Wednesday, June 6, 2012

Spiral Jetty: A Personal View

The image above is from the DIA website -- Spiral Jetty as we've known it from the textbooks.

Beginning the trek, we are equipped with walking sticks. The rocks on either side  (about 6' out) are the borders of the Jetty, which is 15' wide. Even with these make-shift guides, each step proves to be a challenge because the Jetty is 99% submerged. Oh, and the surface is not flat. In fact, it's incredibly uneven.




In addition to two sticks and thick socks and boots, I am equipped with hip waders and six layers of clothing to combat the wind and cold (photo from Bob.

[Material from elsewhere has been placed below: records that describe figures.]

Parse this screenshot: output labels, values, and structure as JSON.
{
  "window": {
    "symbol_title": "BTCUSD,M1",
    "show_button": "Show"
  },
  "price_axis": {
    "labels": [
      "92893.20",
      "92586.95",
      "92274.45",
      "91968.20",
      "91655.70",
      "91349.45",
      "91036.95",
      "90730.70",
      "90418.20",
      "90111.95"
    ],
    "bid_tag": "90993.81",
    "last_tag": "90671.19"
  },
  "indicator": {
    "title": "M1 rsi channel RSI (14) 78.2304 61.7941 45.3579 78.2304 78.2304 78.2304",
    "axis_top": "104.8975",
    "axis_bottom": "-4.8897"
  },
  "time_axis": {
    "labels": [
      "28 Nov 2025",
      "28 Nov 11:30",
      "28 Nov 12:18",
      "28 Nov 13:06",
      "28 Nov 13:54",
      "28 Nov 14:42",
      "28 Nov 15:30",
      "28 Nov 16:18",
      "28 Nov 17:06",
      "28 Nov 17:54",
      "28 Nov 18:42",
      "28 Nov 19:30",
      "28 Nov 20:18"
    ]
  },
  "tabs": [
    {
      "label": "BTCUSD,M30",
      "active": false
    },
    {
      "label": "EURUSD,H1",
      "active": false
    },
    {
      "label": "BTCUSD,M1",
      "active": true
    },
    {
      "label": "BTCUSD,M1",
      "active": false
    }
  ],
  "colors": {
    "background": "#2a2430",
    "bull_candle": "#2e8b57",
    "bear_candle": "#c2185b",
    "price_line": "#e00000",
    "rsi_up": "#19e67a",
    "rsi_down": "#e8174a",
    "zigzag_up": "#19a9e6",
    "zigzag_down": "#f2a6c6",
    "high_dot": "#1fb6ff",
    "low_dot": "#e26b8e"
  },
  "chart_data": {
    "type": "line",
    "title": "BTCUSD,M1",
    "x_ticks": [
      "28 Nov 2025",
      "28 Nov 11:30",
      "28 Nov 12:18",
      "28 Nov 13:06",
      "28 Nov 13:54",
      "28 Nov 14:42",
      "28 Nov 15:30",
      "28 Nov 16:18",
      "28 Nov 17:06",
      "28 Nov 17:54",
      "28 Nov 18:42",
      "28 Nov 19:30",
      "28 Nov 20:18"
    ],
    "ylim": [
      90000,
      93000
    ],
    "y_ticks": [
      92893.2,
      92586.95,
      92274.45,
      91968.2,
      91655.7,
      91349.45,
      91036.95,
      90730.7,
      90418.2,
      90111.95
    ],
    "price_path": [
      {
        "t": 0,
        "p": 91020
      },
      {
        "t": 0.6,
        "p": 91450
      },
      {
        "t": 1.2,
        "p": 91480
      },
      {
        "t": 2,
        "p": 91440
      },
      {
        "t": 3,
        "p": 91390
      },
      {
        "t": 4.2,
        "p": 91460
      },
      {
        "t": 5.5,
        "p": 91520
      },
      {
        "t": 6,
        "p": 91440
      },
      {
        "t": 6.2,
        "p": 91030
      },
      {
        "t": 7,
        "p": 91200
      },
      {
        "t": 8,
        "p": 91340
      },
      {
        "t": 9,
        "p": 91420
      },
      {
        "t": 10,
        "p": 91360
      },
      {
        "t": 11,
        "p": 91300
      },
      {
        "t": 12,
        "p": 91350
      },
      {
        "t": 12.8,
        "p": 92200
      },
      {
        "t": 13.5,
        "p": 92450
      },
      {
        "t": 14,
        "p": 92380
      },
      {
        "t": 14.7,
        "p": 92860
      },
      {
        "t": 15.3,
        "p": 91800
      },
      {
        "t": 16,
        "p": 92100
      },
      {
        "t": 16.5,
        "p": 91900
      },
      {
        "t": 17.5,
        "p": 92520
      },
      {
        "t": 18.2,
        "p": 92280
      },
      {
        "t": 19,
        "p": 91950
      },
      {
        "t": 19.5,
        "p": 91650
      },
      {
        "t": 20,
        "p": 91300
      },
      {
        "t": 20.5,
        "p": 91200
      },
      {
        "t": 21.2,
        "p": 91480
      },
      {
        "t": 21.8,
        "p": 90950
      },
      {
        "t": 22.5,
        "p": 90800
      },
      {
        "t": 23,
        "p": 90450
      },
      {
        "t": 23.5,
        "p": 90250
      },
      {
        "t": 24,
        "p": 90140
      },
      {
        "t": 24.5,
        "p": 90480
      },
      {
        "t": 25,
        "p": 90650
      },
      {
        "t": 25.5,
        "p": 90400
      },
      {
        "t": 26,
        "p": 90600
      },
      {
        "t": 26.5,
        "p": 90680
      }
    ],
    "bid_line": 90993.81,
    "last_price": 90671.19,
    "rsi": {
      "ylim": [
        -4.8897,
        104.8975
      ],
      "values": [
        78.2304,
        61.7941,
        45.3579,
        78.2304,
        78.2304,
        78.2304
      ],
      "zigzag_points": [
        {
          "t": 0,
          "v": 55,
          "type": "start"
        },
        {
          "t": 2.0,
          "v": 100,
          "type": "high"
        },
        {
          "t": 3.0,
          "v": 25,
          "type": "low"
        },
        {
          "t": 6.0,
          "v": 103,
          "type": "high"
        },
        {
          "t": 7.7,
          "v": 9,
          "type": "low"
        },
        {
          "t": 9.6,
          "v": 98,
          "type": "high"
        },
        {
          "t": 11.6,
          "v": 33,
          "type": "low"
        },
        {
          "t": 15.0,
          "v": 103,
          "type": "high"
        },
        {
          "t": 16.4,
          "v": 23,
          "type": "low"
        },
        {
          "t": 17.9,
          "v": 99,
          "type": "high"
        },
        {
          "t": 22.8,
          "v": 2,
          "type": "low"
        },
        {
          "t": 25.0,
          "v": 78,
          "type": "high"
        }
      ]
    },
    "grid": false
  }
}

Thanx!) 



Another challenge: the water was more of an obstacle than an aid in walking out toward the spiral. 



Taken from the hills atop Rozel Point, on the Great Salt Lake.  The Jetty begins just past our Jeep and extends 1500'  beyond the coast. 


About 3/4 of the way out and turning to look back toward the coast (and the Jeep), the rock barriers have disappeared. We have no borders to aid us in our navigation.











We made it out to about 1000' (I'm not entirely sure as to the exact distance), and we were very near the arc in the spiral.  The journey was fantastic and, next time, we hope to go even farther.

6 comments:

Elizabeth said...

This is so neat!! It's fun to see images of the jetty from a closer perspective.

art gal said...

Hooray for the pilgrimage! It looks like your trek was a little chilly but nevertheless a sight/site to behold. The art history books should suggest that waterproof boots will augment one's viewing pleasure. So glad you made it--thanks for sharing!

Boris Zakic said...

what an experience!

Prof. Darrell Kincer said...

Very cool!

Evelyn said...

AWE-SOME! :) So excited about your trek!

veritas6-5 said...

Wow! that is so cool! where is it? what a neat adventure!